-
Bug
-
Resolution: Done
-
Critical
-
0.4.1
-
None
We are using the Debezium MySQL connector as described here:
https://wecode.wepay.com/posts/streaming-databases-in-realtime-with-mysql-debezium-kafka
We've hit an interesting edge case. When following the steps in the Adding new databases section, we discovered that one of our DBs would not come up on the MySQL DB with the new database loaded on it.
The problem appears to be that one of our connectors follows a very low-volume DB (gets updates only every day or two). This is an issue because offset (GTID) commits in Kafka connect (0.10.2.0) only appear to get triggered when the connector receives new messages. If the connector is sitting there for two days with no new messages, no new GTID commits will occur.
When we execute the reset master and set global GTID_PURGED commands (shown in the blog post), the binlog on the new MySQL DB is truncated. When we then try and move the low-volume connector over, it fails, because it tries to connect with a GTID from two days ago, which of course isn't on the new MySQL server because its binlog has just been purged. This problem doesn't exist for higher volume connectors because they commit frequently (every minute, or so), so if we wait a few minutes before moving them to the new MySQL machine, the latest committed GTID is in the new machine's binlog.
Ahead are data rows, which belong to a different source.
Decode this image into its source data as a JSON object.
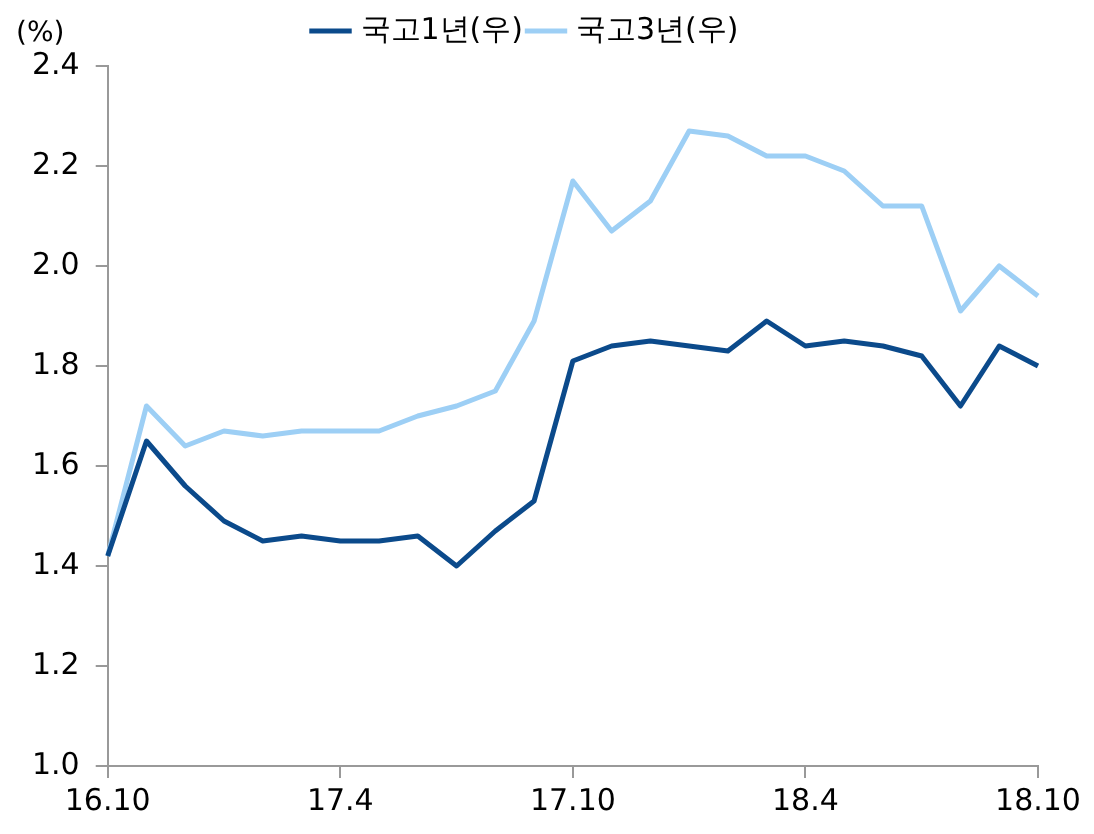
{
  "chart_data": {
    "type": "line",
    "ylabel": "(%)",
    "categories": [
      "16.10",
      null,
      null,
      null,
      null,
      null,
      "17.4",
      null,
      null,
      null,
      null,
      null,
      "17.10",
      null,
      null,
      null,
      null,
      null,
      "18.4",
      null,
      null,
      null,
      null,
      null,
      "18.10"
    ],
    "series": [
      {
        "name": "국고1년(우)",
        "color": "#0b4a8b",
        "values": [
          1.42,
          1.65,
          1.56,
          1.49,
          1.45,
          1.46,
          1.45,
          1.45,
          1.46,
          1.4,
          1.47,
          1.53,
          1.81,
          1.84,
          1.85,
          1.84,
          1.83,
          1.89,
          1.84,
          1.85,
          1.84,
          1.82,
          1.72,
          1.84,
          1.8
        ]
      },
      {
        "name": "국고3년(우)",
        "color": "#9dcff5",
        "values": [
          1.42,
          1.72,
          1.64,
          1.67,
          1.66,
          1.67,
          1.67,
          1.67,
          1.7,
          1.72,
          1.75,
          1.89,
          2.17,
          2.07,
          2.13,
          2.27,
          2.26,
          2.22,
          2.22,
          2.19,
          2.12,
          2.12,
          1.91,
          2.0,
          1.94
        ]
      }
    ],
    "ylim": [
      1.0,
      2.4
    ],
    "yticks": [
      {
        "value": 1.0,
        "label": "1.0"
      },
      1.2,
      1.4,
      1.6,
      1.8,
      {
        "value": 2.0,
        "label": "2.0"
      },
      2.2,
      2.4
    ],
    "grid": false,
    "legend": "top",
    "marker": "none",
    "line_style": "solid"
  }
}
An ideal solution would be to have DBZ or KC automatically commit the most recent GTID that the connector has seen on a periodic basis. I briefly looked at the latest KC docs, and I don't see any such config.
I'm wondering if this issue is happening because we're using GTID server UUID whitelist, and table blacklists. Perhaps the interaction between Debezium and Kafka connect is getting messed up, such that offsets aren't getting committed. Debezium is receiving new GTID updates, just not from anything that matches the server UUID filter and table whitelist filters.
Lastly, I can't be certain, but I don't believe that we saw this issue with Kafka connect 0.10.0.1, before we upgraded to 0.10.2.0. Not 100% sure, but perhaps something changed in Kafka connect's behavior?